Within your heart, keep one still, secret spot where dreams may go.
I have been convinced that there are fewer practices as powerful as the development of an intention.
An intention is a path for you to take your mental, emotional, and physical energy. When you have clear intention, whether you are conscious of it or not, you are more likely to put your energy towards it, and not divert it elsewhere.
Intentions work best when they are repeated in different forms. Big, long-term intentions are best written down, and then read both to yourself, and read out loud. If you feel like sharing your intention with others, tell it to your friends or family, and make it even more powerful. Shorter-term intentions can just be thought inside your head, but they will be more powerful if you also say them out loud.
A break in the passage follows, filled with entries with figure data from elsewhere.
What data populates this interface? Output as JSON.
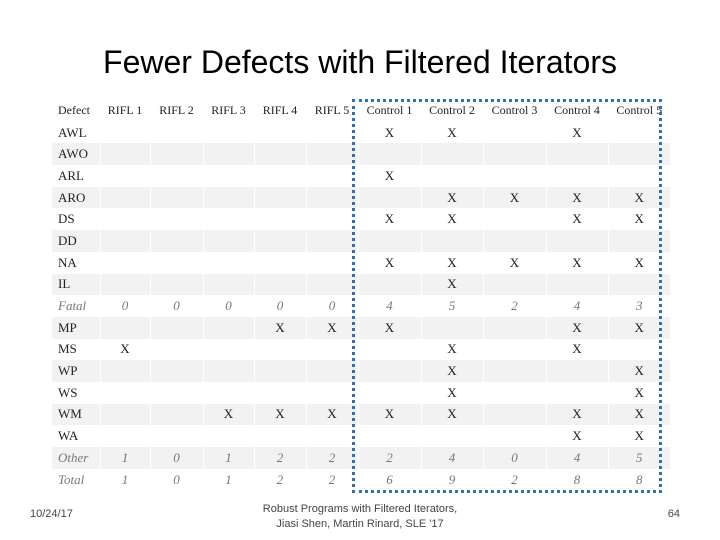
{
  "slide": {
    "title": "Fewer Defects with Filtered Iterators",
    "date": "10/24/17",
    "credit_line1": "Robust Programs with Filtered Iterators,",
    "credit_line2": "Jiasi Shen, Martin Rinard, SLE '17",
    "page_number": "64"
  },
  "table": {
    "columns": [
      "Defect",
      "RIFL 1",
      "RIFL 2",
      "RIFL 3",
      "RIFL 4",
      "RIFL 5",
      "Control 1",
      "Control 2",
      "Control 3",
      "Control 4",
      "Control 5"
    ],
    "rows": [
      [
        "AWL",
        "",
        "",
        "",
        "",
        "",
        "X",
        "X",
        "",
        "X",
        ""
      ],
      [
        "AWO",
        "",
        "",
        "",
        "",
        "",
        "",
        "",
        "",
        "",
        ""
      ],
      [
        "ARL",
        "",
        "",
        "",
        "",
        "",
        "X",
        "",
        "",
        "",
        ""
      ],
      [
        "ARO",
        "",
        "",
        "",
        "",
        "",
        "",
        "X",
        "X",
        "X",
        "X"
      ],
      [
        "DS",
        "",
        "",
        "",
        "",
        "",
        "X",
        "X",
        "",
        "X",
        "X"
      ],
      [
        "DD",
        "",
        "",
        "",
        "",
        "",
        "",
        "",
        "",
        "",
        ""
      ],
      [
        "NA",
        "",
        "",
        "",
        "",
        "",
        "X",
        "X",
        "X",
        "X",
        "X"
      ],
      [
        "IL",
        "",
        "",
        "",
        "",
        "",
        "",
        "X",
        "",
        "",
        ""
      ],
      [
        "Fatal",
        "0",
        "0",
        "0",
        "0",
        "0",
        "4",
        "5",
        "2",
        "4",
        "3"
      ],
      [
        "MP",
        "",
        "",
        "",
        "X",
        "X",
        "X",
        "",
        "",
        "X",
        "X"
      ],
      [
        "MS",
        "X",
        "",
        "",
        "",
        "",
        "",
        "X",
        "",
        "X",
        ""
      ],
      [
        "WP",
        "",
        "",
        "",
        "",
        "",
        "",
        "X",
        "",
        "",
        "X"
      ],
      [
        "WS",
        "",
        "",
        "",
        "",
        "",
        "",
        "X",
        "",
        "",
        "X"
      ],
      [
        "WM",
        "",
        "",
        "X",
        "X",
        "X",
        "X",
        "X",
        "",
        "X",
        "X"
      ],
      [
        "WA",
        "",
        "",
        "",
        "",
        "",
        "",
        "",
        "",
        "X",
        "X"
      ],
      [
        "Other",
        "1",
        "0",
        "1",
        "2",
        "2",
        "2",
        "4",
        "0",
        "4",
        "5"
      ],
      [
        "Total",
        "1",
        "0",
        "1",
        "2",
        "2",
        "6",
        "9",
        "2",
        "8",
        "8"
      ]
    ],
    "italic_rows": [
      "Fatal",
      "Other",
      "Total"
    ],
    "highlight_color": "#2f6fb5"
  }
}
If you are have difficulty crafting an intention, here are some examples for your next ride:
- This ride promotes the healing of my body
- I ride and heal myself on all levels
- All acknowledge my place on the road with courtesy and respect
- I ride with courage and wisdom
- I return home relaxed and refreshed
- My bicycle moves smoothly through the stream of traffic
- I spin well and my stamina grows
- I learn something new on this ride
- I feel strong with every pedal stroke
Longer-term intentions may be for when you’re on the bike or off of it. Examples could be:
- I eat right so my body grows strong and fit
- I complete [event name] with a sense of accomplishment
- I am growing stronger physically, emotionally, and spiritually
- I appreciate my body
When you put together an intention, it is often helpful to:
- Use the present tense. Not, “I will arrive at work relaxed and energized” but “I arrive at work relaxed and energized”. This reinforces that it is something that is unfolding right now, not something that will happen in some vague, unidentified future.
- Use positive language. If you say, “I won’t tire out” or “I ride effortlessly”, your subconscious mind may just hear “tire out” or “effort”. Try “I ride with strength and ease”.
- Be specific. Rather than say, “I have a good ride”, you might want to try, “I pedal with a strong regular cadence” or “I ride with joy in my heart”.
- Be open to possibility. The flipside of being specific is that you might limit your experience. If your intention is, “I ride home in 45 minutes or less”, you might not notice the sunset along the way, so intent are you on making your time. Or you strain a muscle because you’re pushing yourself too hard.
- This is a powerful tool, so craft your language carefully. A common desire of people taking up an athletic activity like cycling is to lose weight. So you might think your intention is, “I lose 10 pounds by the end of the year”. But your mind works in odd ways — you may end up losing those pounds by being sick and miserable, not by getting into good physical shape. So maybe you write your intention differently: “I fuel my body efficiently and healthily” or “I nurture my body in ways that benefit my whole being”.
What’s your intention when you ride?